As for the Pearl Valley Railroad. I just started rebuilding it to be a small and simple (!5" deep x 67" long) One engine / one car switching diorama in my family room. It is being scenicked by the buildings from the old layout.

Best Regards


----------



## tjcruiser (Jan 10, 2010)

That's spectacular. You do wonderful work. Thanks for sharing!

TJ


----------



## Fighterpilot (Mar 16, 2011)

Fantastic looking layout. I love the city with the multi story buildings. It reminded me of my stay in Okinawa with the US Army.


----------



## Carl (Feb 19, 2012)

You have created a master piece. Thank you for sharing.


----------



## Oboy Railroads (Feb 10, 2012)

Thank you for the kind words. I generally don't show off my model railroads as I don't have any model railroad friends but I enjoy looking at other peoples work and get inspiration from their photos. I hope my approach to the hobby would contribute to that aspect as well.

Yes Fighter Pilot... The benefits of N scale for sure. This was the first time for me to have any model building represented on a layout higher than 4 scale stories. Japan has its own approach to building style. Both the U.S. and Japan obviously have modern skyscrapers and tall office buildings but there is a certain way about city layout and construction that's very Japanese and it's noticeable when your in Japan. That's why I couldn't substitute models of American buildings and just slap Japanese signs on them. It wont look right.
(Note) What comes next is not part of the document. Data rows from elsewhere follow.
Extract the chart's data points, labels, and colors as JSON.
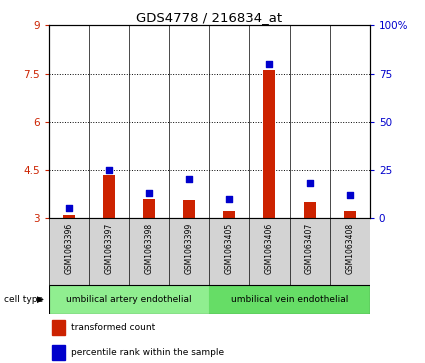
{
  "title": "GDS4778 / 216834_at",
  "samples": [
    "GSM1063396",
    "GSM1063397",
    "GSM1063398",
    "GSM1063399",
    "GSM1063405",
    "GSM1063406",
    "GSM1063407",
    "GSM1063408"
  ],
  "transformed_count": [
    3.1,
    4.35,
    3.6,
    3.55,
    3.2,
    7.6,
    3.5,
    3.2
  ],
  "percentile_rank": [
    5,
    25,
    13,
    20,
    10,
    80,
    18,
    12
  ],
  "ylim_left": [
    3,
    9
  ],
  "ylim_right": [
    0,
    100
  ],
  "yticks_left": [
    3,
    4.5,
    6,
    7.5,
    9
  ],
  "yticks_right": [
    0,
    25,
    50,
    75,
    100
  ],
  "ytick_labels_left": [
    "3",
    "4.5",
    "6",
    "7.5",
    "9"
  ],
  "ytick_labels_right": [
    "0",
    "25",
    "50",
    "75",
    "100%"
  ],
  "cell_type_groups": [
    {
      "label": "umbilical artery endothelial",
      "samples": [
        0,
        1,
        2,
        3
      ],
      "color": "#90ee90"
    },
    {
      "label": "umbilical vein endothelial",
      "samples": [
        4,
        5,
        6,
        7
      ],
      "color": "#66dd66"
    }
  ],
  "cell_type_label": "cell type",
  "legend_items": [
    {
      "color": "#cc2200",
      "label": "transformed count"
    },
    {
      "color": "#0000cc",
      "label": "percentile rank within the sample"
    }
  ],
  "bar_color": "#cc2200",
  "dot_color": "#0000cc",
  "sample_bg_color": "#d3d3d3",
  "bar_width": 0.3,
  "dot_size": 18,
  "left_color": "#cc2200",
  "right_color": "#0000cc"
}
One definate thing about building this layout was that I finally became pretty good at measuring and thinking in metrics, primarily millimeters and centimeters. The Model train shop in Osaka that I bought most things from did a great job of providing good pictures and measurement dimensions of their products. I was able to pretty much figure out where things would go and how they would fit without actually being in person to buy them. Of course there was alway some changes in plan and moving some buildings around to see how they would fit with each other. There were only minor cutting modifications made to the station platforms. I wanted everything to be Japanese in appearance as I remembered my time there so there is nothing "American style" on the layout. I found that aspect to be the most challenging. Being this is America there is Americana galore here in terms of model railroads... very little in the Japanese prototype market.
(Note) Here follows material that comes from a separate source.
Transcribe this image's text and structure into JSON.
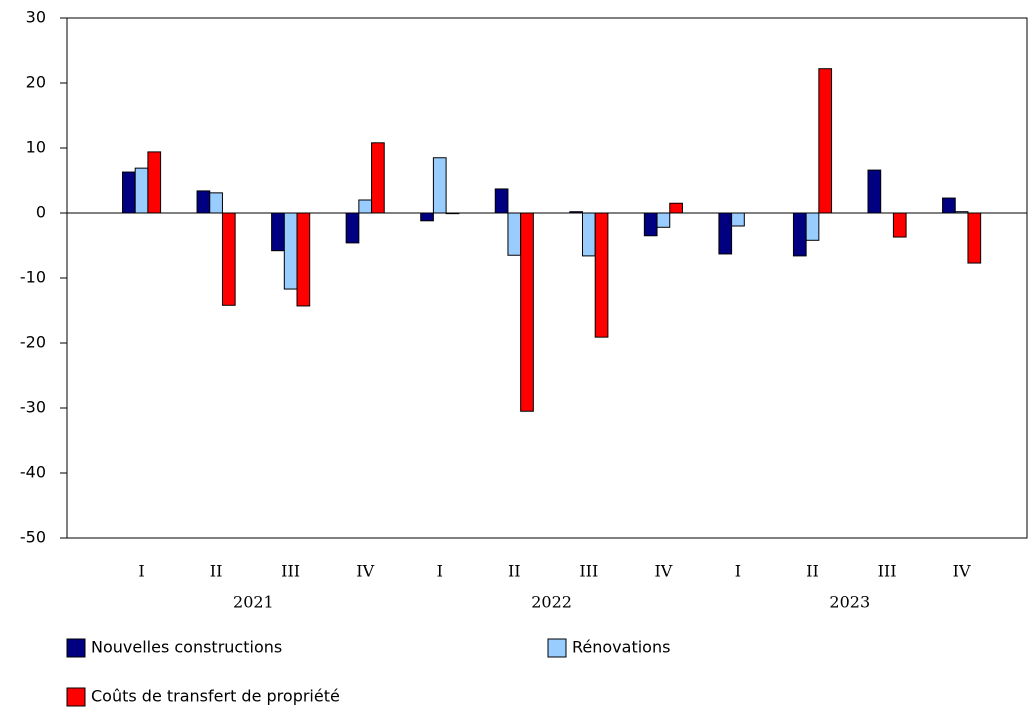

I took a quick shot as seen below of my downsized Pearl Valley Railroad in O gauge that I mentioned and threw the photo in here. This is my attempt at an old Americana themed railroad. As it appears now it went up in just 2 days only because most everyting was already built. I need to work on some scenery and finsihing the wood cabinet. I call it more of a switching diorama more than a layout as it's very limited in operation This is mounted on the mantle above my fireplace in our family room.


----------



## cyborgdog (Jan 14, 2013)

Very Impressive! Thanks for sharing.


----------